Brooklyn

Brooklyn 1

With the BAFTAs recently passed and the Academy Awards fast approaching, Brooklyn is set to be a firm favourite with the judging panel and audiences alike this year. Up for three Academy Awards – Best Picture, Best Actress and Best Adapted Screenplay – Brooklyn recently won it’s only BAFTA of six nominations; Best British Film.

Saoirse Ronan leads the film as Eilis Lacey, who leaves behind 1950s Ireland for Brooklyn, and the hope of a better future for herself. Mostly set in America, with the occasional jump back to Ireland, we see Eilis faced with choosing between her new, independent life in America, and the people she left behind in Ireland. This decision is made increasingly difficult when she becomes torn between two men; Anthony (Emory Cohen) and Jim (Domhnall Gleeson).
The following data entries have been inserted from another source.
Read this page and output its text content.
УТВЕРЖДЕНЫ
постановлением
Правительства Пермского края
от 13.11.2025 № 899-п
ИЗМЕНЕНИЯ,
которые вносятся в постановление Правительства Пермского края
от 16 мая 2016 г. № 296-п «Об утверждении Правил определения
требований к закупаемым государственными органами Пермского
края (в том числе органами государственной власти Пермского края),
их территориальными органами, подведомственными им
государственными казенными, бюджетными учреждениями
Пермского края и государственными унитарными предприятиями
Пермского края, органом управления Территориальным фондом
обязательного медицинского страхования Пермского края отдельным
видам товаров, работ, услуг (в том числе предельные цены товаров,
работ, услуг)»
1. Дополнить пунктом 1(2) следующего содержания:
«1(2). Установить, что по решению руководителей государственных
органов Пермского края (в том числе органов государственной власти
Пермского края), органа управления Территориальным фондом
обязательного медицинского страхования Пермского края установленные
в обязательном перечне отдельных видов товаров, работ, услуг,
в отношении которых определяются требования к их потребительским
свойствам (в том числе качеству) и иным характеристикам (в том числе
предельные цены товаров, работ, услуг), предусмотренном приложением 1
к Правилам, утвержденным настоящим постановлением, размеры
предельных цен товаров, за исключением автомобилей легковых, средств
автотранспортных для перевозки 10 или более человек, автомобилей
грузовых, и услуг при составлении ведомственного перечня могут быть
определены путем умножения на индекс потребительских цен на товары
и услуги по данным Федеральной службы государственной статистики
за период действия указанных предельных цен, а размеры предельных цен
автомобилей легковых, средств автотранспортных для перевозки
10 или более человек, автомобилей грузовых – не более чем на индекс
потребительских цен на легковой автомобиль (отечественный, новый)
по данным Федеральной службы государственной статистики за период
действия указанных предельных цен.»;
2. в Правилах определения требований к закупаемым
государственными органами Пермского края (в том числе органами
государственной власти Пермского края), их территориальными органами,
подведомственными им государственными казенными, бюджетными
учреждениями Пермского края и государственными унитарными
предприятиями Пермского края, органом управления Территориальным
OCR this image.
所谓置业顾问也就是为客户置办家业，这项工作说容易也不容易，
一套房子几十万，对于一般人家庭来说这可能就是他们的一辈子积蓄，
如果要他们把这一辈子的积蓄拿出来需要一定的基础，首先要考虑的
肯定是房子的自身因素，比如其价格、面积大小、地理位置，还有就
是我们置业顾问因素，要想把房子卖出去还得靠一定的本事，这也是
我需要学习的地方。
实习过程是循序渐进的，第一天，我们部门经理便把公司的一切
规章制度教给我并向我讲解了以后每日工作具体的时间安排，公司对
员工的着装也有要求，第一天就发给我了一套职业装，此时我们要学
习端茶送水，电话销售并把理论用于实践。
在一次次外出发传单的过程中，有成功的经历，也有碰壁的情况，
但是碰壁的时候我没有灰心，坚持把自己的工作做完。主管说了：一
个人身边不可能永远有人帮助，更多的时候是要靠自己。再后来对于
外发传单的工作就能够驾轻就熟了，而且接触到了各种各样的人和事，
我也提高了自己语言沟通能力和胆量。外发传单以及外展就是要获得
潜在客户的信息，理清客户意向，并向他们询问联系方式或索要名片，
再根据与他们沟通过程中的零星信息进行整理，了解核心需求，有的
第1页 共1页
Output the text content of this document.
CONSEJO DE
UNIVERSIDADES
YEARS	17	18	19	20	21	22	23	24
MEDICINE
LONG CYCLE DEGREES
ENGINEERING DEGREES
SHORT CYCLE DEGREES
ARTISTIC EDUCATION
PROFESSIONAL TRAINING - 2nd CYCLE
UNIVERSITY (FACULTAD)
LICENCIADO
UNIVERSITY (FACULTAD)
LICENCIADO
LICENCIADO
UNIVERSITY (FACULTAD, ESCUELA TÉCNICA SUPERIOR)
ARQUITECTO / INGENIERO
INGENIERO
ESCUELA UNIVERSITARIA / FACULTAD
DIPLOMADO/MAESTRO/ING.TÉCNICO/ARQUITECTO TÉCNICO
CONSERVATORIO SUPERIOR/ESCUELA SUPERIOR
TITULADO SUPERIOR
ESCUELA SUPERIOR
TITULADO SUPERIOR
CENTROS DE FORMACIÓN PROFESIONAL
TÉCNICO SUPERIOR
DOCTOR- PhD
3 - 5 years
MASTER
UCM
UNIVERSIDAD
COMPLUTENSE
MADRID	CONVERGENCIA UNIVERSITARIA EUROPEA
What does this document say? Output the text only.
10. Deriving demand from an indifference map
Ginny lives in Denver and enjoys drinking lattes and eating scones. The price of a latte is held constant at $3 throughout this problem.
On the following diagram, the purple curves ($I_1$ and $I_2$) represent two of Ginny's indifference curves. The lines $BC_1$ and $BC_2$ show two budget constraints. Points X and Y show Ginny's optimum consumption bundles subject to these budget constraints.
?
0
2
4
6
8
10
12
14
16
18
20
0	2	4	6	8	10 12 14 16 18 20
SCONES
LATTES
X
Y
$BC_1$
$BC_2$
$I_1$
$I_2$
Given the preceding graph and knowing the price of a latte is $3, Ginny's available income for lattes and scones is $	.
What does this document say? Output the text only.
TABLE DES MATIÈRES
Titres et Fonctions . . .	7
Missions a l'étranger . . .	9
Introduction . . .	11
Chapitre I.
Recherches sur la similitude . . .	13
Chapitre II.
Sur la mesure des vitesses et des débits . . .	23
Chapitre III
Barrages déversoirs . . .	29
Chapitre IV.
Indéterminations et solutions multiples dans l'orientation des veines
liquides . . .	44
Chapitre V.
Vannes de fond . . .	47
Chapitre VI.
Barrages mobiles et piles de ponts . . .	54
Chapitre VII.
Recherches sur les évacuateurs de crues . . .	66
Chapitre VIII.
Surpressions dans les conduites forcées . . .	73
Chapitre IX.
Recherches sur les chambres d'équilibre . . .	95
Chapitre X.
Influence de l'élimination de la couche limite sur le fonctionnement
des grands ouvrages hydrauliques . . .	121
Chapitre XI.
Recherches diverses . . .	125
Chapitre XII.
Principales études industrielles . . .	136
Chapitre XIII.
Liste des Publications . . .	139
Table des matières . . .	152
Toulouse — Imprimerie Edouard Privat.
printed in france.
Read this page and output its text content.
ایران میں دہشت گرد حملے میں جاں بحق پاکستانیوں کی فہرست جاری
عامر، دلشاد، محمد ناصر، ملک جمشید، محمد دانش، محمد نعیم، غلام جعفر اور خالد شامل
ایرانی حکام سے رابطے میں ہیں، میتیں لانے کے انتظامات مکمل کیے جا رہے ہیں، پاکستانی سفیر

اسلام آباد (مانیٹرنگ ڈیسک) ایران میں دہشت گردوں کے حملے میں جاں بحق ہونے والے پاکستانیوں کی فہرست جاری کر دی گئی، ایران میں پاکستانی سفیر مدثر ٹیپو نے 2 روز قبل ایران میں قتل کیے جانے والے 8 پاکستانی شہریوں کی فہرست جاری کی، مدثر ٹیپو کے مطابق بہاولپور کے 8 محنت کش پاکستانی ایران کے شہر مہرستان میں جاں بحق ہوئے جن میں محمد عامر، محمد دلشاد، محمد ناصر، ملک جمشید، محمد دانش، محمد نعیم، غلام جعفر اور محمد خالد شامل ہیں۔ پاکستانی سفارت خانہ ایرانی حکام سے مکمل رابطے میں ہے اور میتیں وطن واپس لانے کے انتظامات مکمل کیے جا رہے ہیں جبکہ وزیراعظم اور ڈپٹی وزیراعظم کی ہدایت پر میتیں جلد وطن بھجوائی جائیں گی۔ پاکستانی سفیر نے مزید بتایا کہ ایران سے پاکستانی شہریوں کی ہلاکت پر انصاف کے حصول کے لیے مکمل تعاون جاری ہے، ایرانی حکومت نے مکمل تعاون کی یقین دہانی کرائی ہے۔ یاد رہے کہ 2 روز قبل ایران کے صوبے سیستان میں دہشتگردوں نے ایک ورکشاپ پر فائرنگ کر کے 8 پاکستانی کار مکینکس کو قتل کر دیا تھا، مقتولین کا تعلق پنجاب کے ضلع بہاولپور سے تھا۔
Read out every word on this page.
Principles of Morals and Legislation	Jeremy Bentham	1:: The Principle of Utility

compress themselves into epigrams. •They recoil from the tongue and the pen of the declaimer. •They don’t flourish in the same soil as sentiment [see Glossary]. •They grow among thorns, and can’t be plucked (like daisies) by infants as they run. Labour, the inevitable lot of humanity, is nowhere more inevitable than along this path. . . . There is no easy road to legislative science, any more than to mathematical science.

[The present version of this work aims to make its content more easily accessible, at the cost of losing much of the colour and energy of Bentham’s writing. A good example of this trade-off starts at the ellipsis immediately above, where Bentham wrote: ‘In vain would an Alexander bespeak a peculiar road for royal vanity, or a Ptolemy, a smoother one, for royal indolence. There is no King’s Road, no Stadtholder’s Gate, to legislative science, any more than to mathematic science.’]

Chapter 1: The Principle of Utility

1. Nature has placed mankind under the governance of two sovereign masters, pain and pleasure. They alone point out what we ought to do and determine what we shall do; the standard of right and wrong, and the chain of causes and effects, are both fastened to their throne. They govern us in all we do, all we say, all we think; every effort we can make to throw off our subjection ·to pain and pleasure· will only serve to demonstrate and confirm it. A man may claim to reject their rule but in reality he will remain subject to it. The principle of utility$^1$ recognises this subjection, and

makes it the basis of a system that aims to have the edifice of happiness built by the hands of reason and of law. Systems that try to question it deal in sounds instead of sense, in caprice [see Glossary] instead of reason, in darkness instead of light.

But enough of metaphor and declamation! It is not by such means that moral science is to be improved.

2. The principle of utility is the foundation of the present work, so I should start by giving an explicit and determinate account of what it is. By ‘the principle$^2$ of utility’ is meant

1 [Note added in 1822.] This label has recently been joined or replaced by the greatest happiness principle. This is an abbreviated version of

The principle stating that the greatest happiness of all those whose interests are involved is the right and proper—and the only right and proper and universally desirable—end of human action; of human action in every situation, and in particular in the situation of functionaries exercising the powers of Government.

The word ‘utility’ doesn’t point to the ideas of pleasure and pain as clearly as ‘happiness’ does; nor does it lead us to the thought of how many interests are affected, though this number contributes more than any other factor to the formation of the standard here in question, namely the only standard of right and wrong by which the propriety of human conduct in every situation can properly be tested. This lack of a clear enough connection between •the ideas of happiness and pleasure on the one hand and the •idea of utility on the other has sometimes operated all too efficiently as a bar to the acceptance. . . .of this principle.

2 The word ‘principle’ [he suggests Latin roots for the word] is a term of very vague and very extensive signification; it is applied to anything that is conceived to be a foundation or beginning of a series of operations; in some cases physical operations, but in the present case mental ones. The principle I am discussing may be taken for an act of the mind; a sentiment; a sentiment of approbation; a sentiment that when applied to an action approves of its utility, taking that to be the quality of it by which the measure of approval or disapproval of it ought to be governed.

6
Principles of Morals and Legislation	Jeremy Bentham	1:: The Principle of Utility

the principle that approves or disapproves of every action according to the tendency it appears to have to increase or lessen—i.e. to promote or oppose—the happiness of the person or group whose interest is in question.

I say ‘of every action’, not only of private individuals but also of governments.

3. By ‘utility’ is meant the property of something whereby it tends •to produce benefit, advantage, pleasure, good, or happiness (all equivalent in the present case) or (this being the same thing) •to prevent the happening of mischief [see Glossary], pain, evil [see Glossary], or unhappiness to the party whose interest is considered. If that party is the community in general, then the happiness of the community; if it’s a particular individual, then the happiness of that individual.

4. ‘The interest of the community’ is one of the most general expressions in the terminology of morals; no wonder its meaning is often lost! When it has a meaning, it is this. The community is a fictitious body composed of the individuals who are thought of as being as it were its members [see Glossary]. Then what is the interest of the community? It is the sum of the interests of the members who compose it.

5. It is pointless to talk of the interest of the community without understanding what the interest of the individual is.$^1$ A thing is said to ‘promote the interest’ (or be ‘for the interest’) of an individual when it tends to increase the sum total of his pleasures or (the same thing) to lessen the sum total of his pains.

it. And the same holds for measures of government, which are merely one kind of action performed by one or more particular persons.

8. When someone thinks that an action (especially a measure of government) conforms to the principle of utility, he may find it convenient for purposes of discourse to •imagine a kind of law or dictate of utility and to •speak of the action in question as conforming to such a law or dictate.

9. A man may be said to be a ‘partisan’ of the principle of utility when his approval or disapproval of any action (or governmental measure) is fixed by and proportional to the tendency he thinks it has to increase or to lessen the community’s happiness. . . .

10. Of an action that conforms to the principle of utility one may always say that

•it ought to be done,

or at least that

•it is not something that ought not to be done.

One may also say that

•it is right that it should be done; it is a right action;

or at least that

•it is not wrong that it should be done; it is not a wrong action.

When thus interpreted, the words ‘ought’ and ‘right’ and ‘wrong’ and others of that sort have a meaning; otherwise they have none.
Saoirse Ronan is the prefect lead for this film, as she moves at ease between the nervous girl arriving in the big city, to the confident and passionate resident she becomes. On the surface, Brooklyn could appear to be a film with very little plot, and so could be deemed as boring. However, this is not the case, as Ronan takes us on the emotional journey of this character and the choices she has to make. The film is more about the character of Eilis, and less so about either country.

Ronan is clearly a remarkable actress for her youthful age, and has stood out on screen since winning the role of Briony Tallis in Atonement, aged just twelve. Although unlikely to win, she richly deserves her nomination for Best Actress this year.

Praise must also be given to Julie Walters as Madge Kehoe, the strict landlady who runs the boarding house in which Eilis resides. In a film filed with emotion, Walters is perfect at providing comic relief, to an otherwise dramatic film. Jim Broadbent also appears in a small role as Father Flood, an Irish priest living in New York.

Better known for his novels, including High Fidelity and About A Boy, both of which became acclaimed films, the screenplay comes from Nick Hornby. This is the fourth screenplay from Hornby, who also penned the excellent films An Education and Wild. It seems that anything Hornby has a part in is deemed for success, due to his enormous talent as a writer.

The 1950s settings and costumes are visually beautiful on screen, and it seems that the novel by Colm Tóibín, on which the film is based, will be selling in greater numbers due to the film’s success. I highly recommend Brooklyn for viewing delight this awards season.

Brooklyn will be released on DVD and Blu-ray on 29th February 2016.